A ventisette anni dall’eccidio del Pilastro, nel quale morirono i carabinieri Mauro Mitilini, Andrea Moneta e Otello Stefanini, uccisi dai proiettili della banda della Uno Bianca, “questa è una ferita ancora aperta”. A parlare è Rosanna Zecchi, moglie della prima vittima della banda e presidente dell’associazione delle vittime. “Prima di tutto per coloro che vennero feriti, che quelle ferite le hanno ancora addosso – spiega Zecchi -. La banda sparava con pallottole che si espandevano nel corpo e molti portano ancora i residui di quelle pallottole e, dico la verità, stanno veramente male”. E poi, dice Zecchi, “loro non si sono mai pentiti”. Oltre ai 102 feriti, continua la presidente dell’associazione vittime della Uno Bianca, “ci sono quei 24 morti. La banda ci ha causato un danno enorme. E non è che passi. Si va avanti perché dobbiamo andare avanti, per i nostri figli e per i nostri nipoti, ma dire che si vada avanti bene questo no, non possiamo dirlo”. Il dolore, racconta Zecchi, “c’è sempre, è un dolore continuo”.
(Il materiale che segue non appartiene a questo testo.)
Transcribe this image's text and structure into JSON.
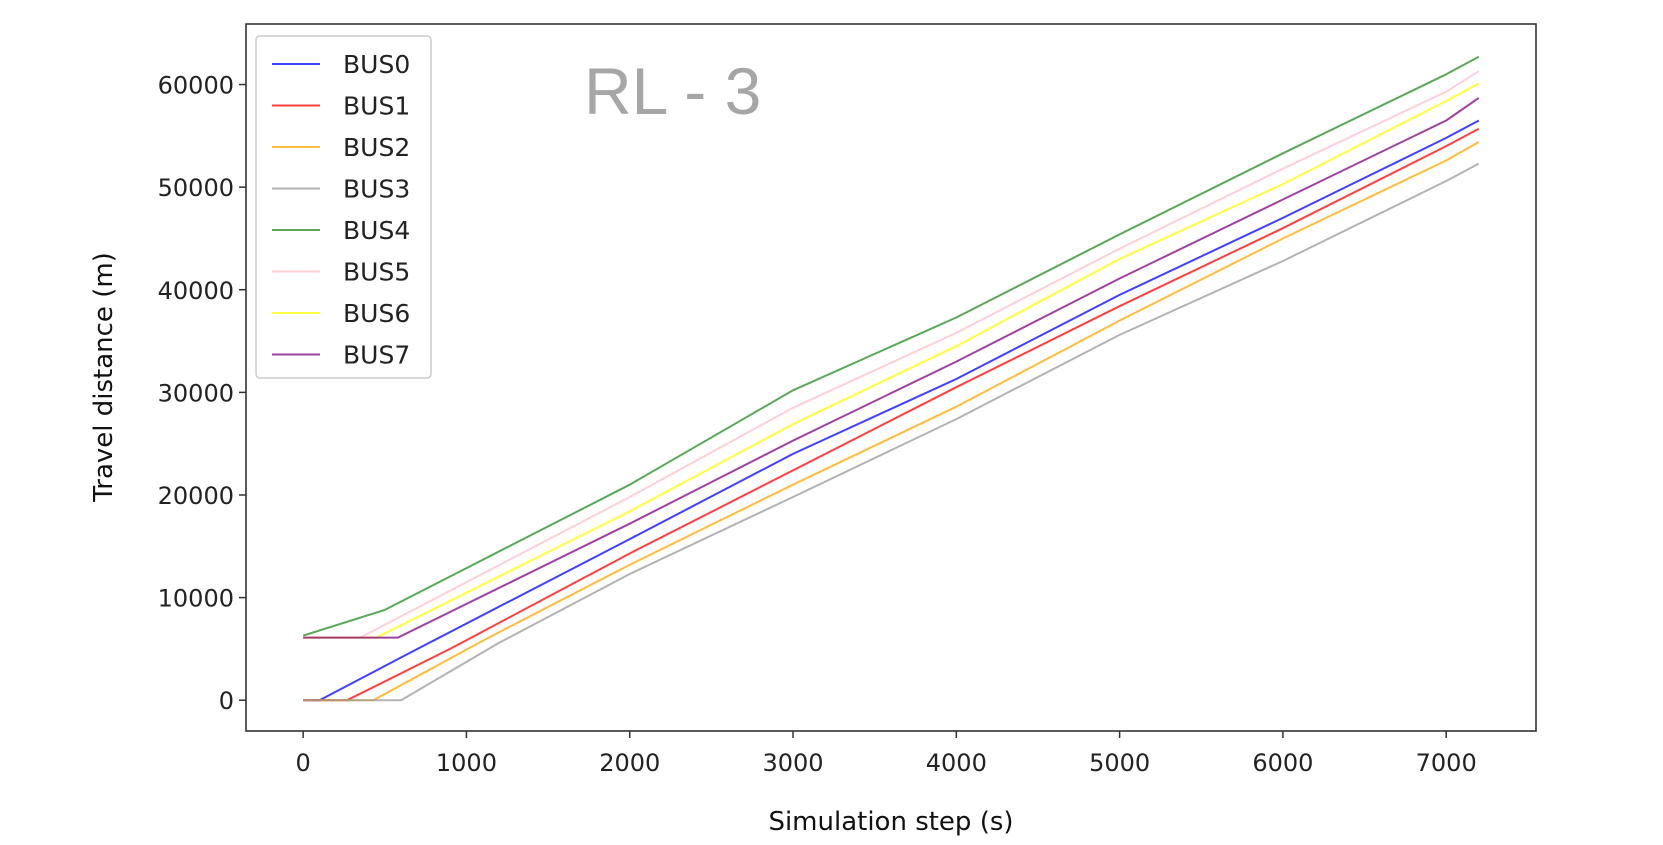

In questi anni, racconta la vedova di Primo Zecchi, il coraggioso pensionato che venne ucciso il 6 ottobre del 1990 poiché testimone di una rapina commessa dalla banda, “gli enti territoriali ci sono stati vicino, hanno fatto sì che la cittadinanza ricordasse, così come non hanno mai dimenticato i carabinieri, che 27 anni fa hanno perso cinque dei loro ragazzi, giovani in gamba, trucidati in quel modo senza pietà. Ma chi ha commesso crimini di quel genere deve rimanere in carcere. Io non accetto che ottengano permessi premio e che poliziotti con la divisa abbiano potuto tradire così lo Stato e i cittadini che dovevano tutelare”.   “Io li ho visti in tribunale – spiega Zecchi – nessuno di loro si è pentito, avevano il sorriso sulle labbra e chissà, forse ci schernivano. Noi eravamo lì con le lacrime agli occhi per quello che dicevano, però non ho visto un pentimento e sono convinta che non si siano pentiti”. Per questo, sottolinea, “noi stiamo combattendo questa battaglia: lo facciamo anche per la società civile”.